Trish thought she could see bits of skull.
"She'd go for the shock value … you'd go to her door and she'd sit there, and because there was a big hole and you could see her skull she would stick her finger between the skull and her scalp, and just run it like this," she gestures.
"You didn't want to show her any shock, so you'd just stand there and talk normally and then you'd walk away and go, 'oh. My. God'," O'Brien, 54, who works at Silverwater Women's Correctional Centre and oversees staff welfare in a role split-funded by Corrective Services NSW and union, the Public Service Association, said.
In another 2003 incident, Butterfield murdered an inmate at Emu Plains Correctional Centre, stabbing her 33 times with a kitchen knife.
"There are five prison officers that witnessed that and they will never be the same again," Nicole Jess, 52, a senior officer at Silverwater women's prison said.
"Some are back to work, some aren't."
But Butterfield is just one inmate, and these are just the tip of the iceberg when it comes to the shocking traumas prison workers are exposed to daily around the country.
What results is an underbelly of post-traumatic stress disorder (PTSD), which, in many cases, goes unreported due to an industry culture of stoicism and officers' fears of being mocked or forcibly stood down if they speak up.
In researching for new podcast On Guard - an eight-part series that exposes what life is really like working at Australia's toughest prisons - this journalist interviewed approximately 20 corrections workers.
The majority either referenced their own experience of PTSD and mental health struggles, or the PTSD battles and suicides of colleagues.
In episode one, former Queensland corrections officer Kerry Corbin recounts an assault in which he was "skated" across the prison floor on his own blood by an inmate.
This left him unable to work with a permanent neurological injury, PTSD and a movement disorder.
Corbin also reflects on the long-lasting "darkening" of his mental outlook after spending every day surrounded by notorious paedophiles, such as Daniel Morcombe's killer Brett Peter Cowan.
The common affliction is shared by many officers who have come close to Australia's most evil prisoners.
Former South Australian officer, Jennifer Kaschau, recalls the disturbing experience of managing old-lady killer Angelika Gavare, and an assault which caused her PTSD flashbacks and ongoing health anxiety.

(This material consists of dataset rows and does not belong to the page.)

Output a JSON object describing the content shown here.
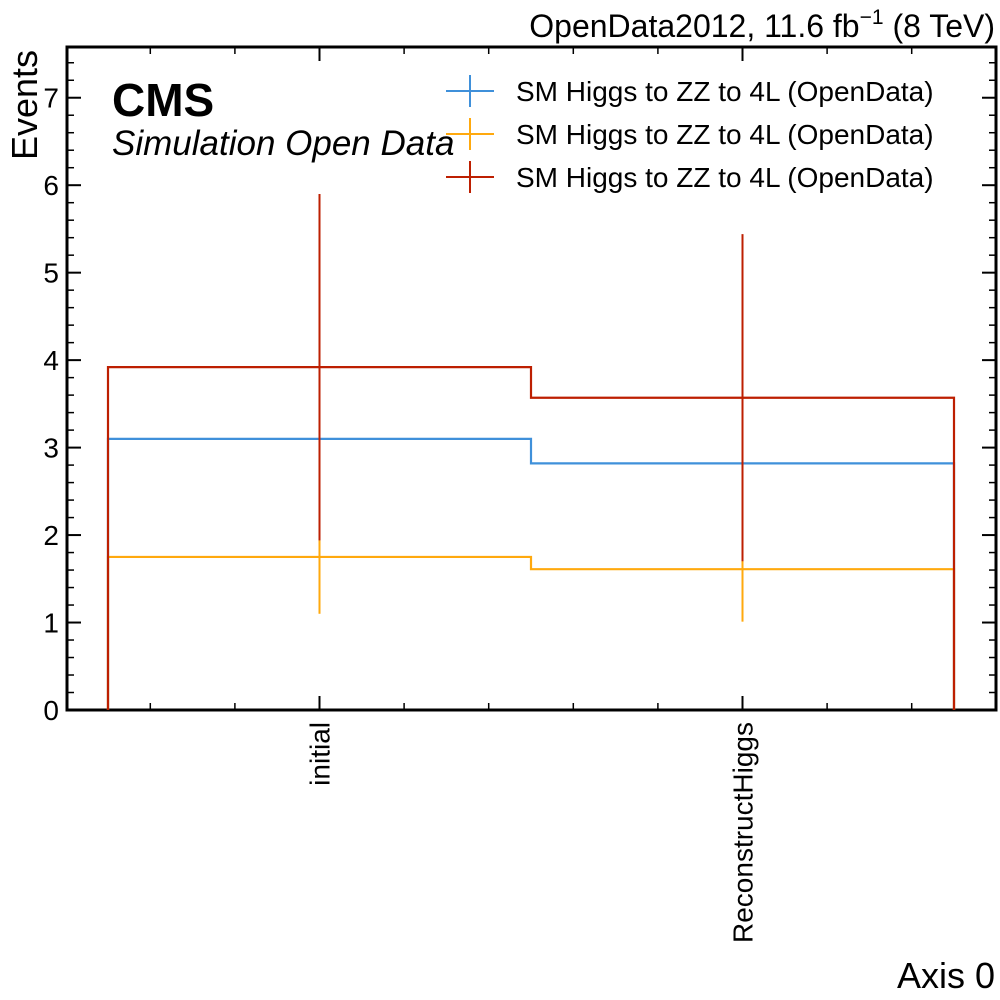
{
  "chart_data": {
    "type": "step",
    "experiment_label": "CMS",
    "experiment_sublabel": "Simulation Open Data",
    "lumi_label": {
      "prefix": "OpenData2012, 11.6 fb",
      "superscript": "−1",
      "suffix": " (8 TeV)"
    },
    "xlabel": "Axis 0",
    "ylabel": "Events",
    "ylim": [
      0,
      7.58
    ],
    "yticks": [
      0,
      1,
      2,
      3,
      4,
      5,
      6,
      7
    ],
    "categories": [
      "initial",
      "ReconstructHiggs"
    ],
    "legend_position": "top-right",
    "series": [
      {
        "name": "SM Higgs to ZZ to 4L (OpenData)",
        "color": "#3f90da",
        "values": [
          3.1,
          2.82
        ],
        "errors": [
          0,
          0
        ]
      },
      {
        "name": "SM Higgs to ZZ to 4L (OpenData)",
        "color": "#ffa90e",
        "values": [
          1.75,
          1.61
        ],
        "errors": [
          0.65,
          0.6
        ]
      },
      {
        "name": "SM Higgs to ZZ to 4L (OpenData)",
        "color": "#bd1f01",
        "values": [
          3.92,
          3.57
        ],
        "errors": [
          1.98,
          1.87
        ]
      }
    ]
  }
}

Later in the series, retired NSW officer Beatrix 'Trixie' Bennett-Hillier, shares her chilling account of escaping an assault from Janine Balding's killer, Stephen 'Shorty' Jamieson, as well as the moment John Travers - ringleader of the gang who raped and murdered Anita Cobby - pulled a pretty, young officer into his cell.
"We put our lives on the line every single day and we are saving lives," O'Brien said.

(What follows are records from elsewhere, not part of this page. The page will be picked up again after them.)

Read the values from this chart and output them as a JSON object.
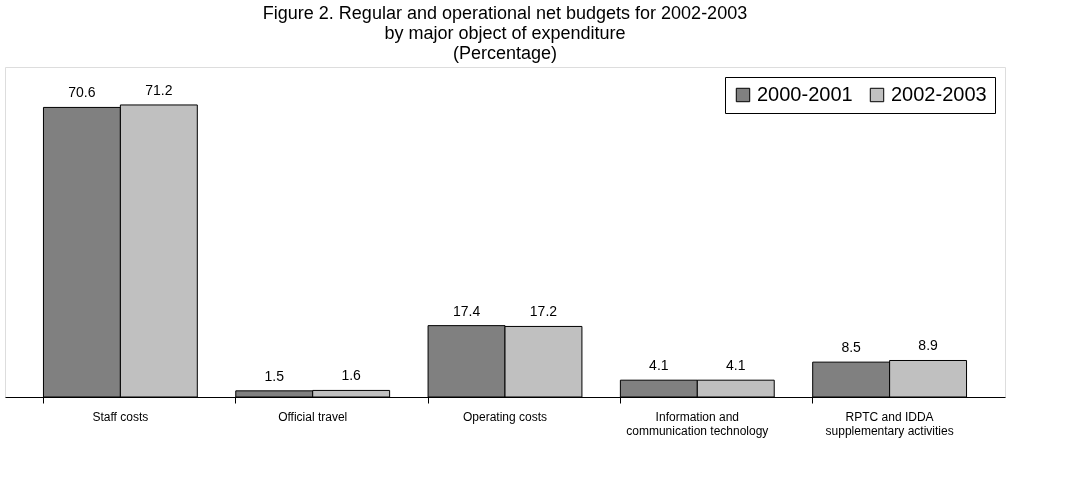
{
  "chart_data": {
    "type": "bar",
    "title": "Figure 2.  Regular and operational net budgets for 2002-2003\nby major object of expenditure\n(Percentage)",
    "categories": [
      "Staff costs",
      "Official travel",
      "Operating costs",
      "Information and\ncommunication technology",
      "RPTC and IDDA\nsupplementary activities"
    ],
    "series": [
      {
        "name": "2000-2001",
        "color": "#808080",
        "values": [
          70.6,
          1.5,
          17.4,
          4.1,
          8.5
        ]
      },
      {
        "name": "2002-2003",
        "color": "#c0c0c0",
        "values": [
          71.2,
          1.6,
          17.2,
          4.1,
          8.9
        ]
      }
    ],
    "data_labels": true,
    "legend": "top right",
    "grid": false
  }
}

"We're counsellors, we're first aid, ambos, we're the police, we're the fireys, you name it -- we're all these roles wrapped into one. And each day we keep coming back, and we keep doing the same thing."

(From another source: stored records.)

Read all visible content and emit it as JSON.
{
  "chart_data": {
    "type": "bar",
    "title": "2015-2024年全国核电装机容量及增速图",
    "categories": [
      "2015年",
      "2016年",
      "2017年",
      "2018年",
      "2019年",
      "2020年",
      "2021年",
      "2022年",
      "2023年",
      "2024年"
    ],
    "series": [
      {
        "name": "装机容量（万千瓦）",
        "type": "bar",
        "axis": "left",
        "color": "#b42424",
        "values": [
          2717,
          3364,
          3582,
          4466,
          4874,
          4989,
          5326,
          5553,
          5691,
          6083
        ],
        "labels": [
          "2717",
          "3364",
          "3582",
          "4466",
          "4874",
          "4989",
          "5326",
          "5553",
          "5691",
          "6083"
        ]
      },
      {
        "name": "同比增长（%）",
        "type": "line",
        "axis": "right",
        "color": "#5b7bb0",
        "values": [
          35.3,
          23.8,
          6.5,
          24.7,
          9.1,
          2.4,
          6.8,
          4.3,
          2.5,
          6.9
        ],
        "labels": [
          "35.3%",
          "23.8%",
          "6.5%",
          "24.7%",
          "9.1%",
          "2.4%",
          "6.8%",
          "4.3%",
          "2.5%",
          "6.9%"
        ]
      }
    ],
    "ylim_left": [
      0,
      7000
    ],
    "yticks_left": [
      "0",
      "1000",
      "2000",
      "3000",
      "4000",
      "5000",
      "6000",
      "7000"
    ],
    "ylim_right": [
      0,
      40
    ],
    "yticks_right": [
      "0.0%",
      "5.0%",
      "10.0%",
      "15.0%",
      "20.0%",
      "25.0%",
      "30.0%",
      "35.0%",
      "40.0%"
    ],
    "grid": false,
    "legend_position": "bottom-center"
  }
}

The mental health disorder, triggered by exposure to trauma, can result in distressing flashbacks and memories, hyper vigilance, difficulty sleeping and concentrating, negative thoughts, aggressive behaviour, and avoidance of reminders of the event.
Australia's National Centre of Excellence in Posttraumatic Mental Health, Phoenix Australia, reports 4.4 per cent of Australians, or 1 million people, were living with PTSD in the past year.
There are no national statistics documenting the prevalence of PTSD in Australian corrective services.
However, in the US, corrective-services policy expert Caterina Spinaris, found 34 per cent of officers met criteria for PTSD in an anonymous 2011 survey.
Director of The University of Adelaide's Centre for Traumatic Stress Studies Professor Alexander McFarlane believes corrective service workers are "very much" at heightened risk of PTSD.
"They're not only subject to assaults and threats of assaults but they also witness suicides and gross acts of violence between prisoners, so I think there's little doubt they are at greater risk," Prof McFarlane said.
Corrective Services NSW told News Corp in the past financial year 144 people lodged claims of psychological injury. While the industry employs 10,000 people in NSW, numerous officers interviewed for this story stressed claims are just the tip of the iceberg, with many officers fearing negative consequences or career stagnation if they come forward.
In the same period, South Australia's Department of Correctional Services stated there had been 28 workers' compensation claims for mental stress.
Queensland Corrective Services reported 39 psychological claims in the period, specifying 10 were specifically for PTSD.
Corrections Victoria did not provide any data when requested.